Having referred, accurately, to the evidence upon which the mother relied in relation to the substitution of K Contact Service for the C Contact Centre the trial Judge said:
11.I suppose there are two issues. A decision has been made about supervised time, for better or worse, and I am not literally able to make a different decision today unless something substantial has occurred. There is not evidence before me on the basis of which I could find that anything substantial has occurred. For all the reasons that the parties are aware of and the reasons that I alluded to in my judgment on 22 November 2011, the current situation is far from ideal circumstances or even acceptable circumstances for this little boy. In a perfect world there would be services available without cost; there would be unobtrusive supervision arrangements. I suppose, in a perfect world, the parents mightn’t find themselves and [the child] mightn’t find himself in this position. But this is simply where we’re up to.

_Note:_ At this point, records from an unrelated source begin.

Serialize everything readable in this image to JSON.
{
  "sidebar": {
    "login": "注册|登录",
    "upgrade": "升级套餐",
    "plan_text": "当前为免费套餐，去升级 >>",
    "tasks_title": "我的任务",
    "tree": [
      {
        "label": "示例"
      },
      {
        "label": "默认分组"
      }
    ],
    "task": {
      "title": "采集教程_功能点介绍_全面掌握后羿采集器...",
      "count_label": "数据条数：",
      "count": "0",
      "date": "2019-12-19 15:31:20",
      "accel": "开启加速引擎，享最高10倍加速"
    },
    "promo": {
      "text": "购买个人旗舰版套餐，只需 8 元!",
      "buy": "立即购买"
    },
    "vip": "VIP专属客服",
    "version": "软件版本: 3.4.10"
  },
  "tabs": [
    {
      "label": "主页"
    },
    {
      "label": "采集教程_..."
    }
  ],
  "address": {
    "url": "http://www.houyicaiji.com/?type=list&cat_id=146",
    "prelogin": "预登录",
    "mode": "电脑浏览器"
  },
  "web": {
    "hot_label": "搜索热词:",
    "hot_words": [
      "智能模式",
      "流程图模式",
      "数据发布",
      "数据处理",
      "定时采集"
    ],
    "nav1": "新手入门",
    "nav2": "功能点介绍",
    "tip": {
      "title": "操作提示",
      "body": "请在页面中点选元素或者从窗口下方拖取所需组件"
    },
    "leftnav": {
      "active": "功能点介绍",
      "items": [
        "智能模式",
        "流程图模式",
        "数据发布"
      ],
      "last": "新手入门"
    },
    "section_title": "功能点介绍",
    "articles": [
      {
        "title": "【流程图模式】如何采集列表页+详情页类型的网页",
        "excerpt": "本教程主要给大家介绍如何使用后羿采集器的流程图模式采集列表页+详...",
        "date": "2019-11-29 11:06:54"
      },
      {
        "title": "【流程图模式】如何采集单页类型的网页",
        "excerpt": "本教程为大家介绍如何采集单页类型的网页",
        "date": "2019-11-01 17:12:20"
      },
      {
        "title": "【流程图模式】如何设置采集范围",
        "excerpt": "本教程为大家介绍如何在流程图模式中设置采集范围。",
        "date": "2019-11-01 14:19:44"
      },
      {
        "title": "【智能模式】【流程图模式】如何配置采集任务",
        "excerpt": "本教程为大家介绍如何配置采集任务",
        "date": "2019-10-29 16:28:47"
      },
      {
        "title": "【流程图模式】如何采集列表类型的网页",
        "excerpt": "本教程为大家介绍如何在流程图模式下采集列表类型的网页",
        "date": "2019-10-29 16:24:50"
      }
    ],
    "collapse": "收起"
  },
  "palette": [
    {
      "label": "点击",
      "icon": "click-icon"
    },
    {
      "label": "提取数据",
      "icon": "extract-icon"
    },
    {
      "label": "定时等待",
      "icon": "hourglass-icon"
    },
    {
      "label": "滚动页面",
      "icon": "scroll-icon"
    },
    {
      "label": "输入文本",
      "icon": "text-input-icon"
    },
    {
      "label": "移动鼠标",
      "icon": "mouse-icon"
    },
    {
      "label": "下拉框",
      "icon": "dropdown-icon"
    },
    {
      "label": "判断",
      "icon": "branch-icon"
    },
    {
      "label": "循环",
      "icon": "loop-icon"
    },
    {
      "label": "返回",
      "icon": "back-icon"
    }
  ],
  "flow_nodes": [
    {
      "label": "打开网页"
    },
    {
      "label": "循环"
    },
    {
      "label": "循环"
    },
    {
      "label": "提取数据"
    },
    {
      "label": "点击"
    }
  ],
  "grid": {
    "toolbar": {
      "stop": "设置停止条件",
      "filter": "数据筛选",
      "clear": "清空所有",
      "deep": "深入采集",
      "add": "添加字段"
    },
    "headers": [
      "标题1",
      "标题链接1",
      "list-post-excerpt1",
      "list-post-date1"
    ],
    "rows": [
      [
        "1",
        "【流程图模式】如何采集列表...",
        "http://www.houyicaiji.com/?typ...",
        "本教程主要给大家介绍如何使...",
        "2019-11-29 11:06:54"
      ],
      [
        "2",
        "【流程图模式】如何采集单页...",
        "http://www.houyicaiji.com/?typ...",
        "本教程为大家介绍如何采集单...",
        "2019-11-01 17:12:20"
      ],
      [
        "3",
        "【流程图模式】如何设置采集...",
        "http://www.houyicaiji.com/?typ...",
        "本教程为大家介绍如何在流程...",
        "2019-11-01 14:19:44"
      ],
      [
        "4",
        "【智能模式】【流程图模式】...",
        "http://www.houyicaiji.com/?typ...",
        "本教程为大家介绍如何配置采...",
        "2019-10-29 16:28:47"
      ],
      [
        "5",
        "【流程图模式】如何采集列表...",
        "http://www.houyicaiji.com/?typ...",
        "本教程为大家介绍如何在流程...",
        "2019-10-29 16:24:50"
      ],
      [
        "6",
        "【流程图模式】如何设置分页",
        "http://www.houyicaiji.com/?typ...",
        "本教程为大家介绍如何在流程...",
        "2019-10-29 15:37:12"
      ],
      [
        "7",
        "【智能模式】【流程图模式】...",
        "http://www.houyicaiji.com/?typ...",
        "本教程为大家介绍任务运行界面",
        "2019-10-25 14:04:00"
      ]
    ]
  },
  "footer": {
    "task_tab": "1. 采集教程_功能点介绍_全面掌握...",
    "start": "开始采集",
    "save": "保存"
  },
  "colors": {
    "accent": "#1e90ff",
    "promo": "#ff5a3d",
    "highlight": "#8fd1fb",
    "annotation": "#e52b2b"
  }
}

The trial Judge proceeded, in some detail, to consider the assertions of the mother, and his Honour’s responses to them. Those paragraphs reveal:
15.I don’t quite understand the mother’s case about it but the mother corrects the record in relation to – or tries to correct the record in relation to what she has said to [the child] at the [C] Centre. I don’t really follow the nature of the distinction she makes but her evidence is that [the child] said:
My only problem is that I want to be with you every day, mummy.
The mother deposes:
I told [the child] I wanted to be with him every day too and replied, “Tell your school teacher that you want to be with me every day and tell other people.
Then she says:
I did not coach [the child].
16.And she says that the supervisor has incorrectly interpreted the conversation. I must say, to the extent that the supervisor did, then perhaps I have fallen into the same error. It might be that the single expert who takes up the role in the case ultimately will say that what the mother told the child was proper and a sensible thing for the mother to say to the child. I can’t help thinking if there was evidence that the father had said those words to the child, the mother might be aggrieved about it. I may be wrong.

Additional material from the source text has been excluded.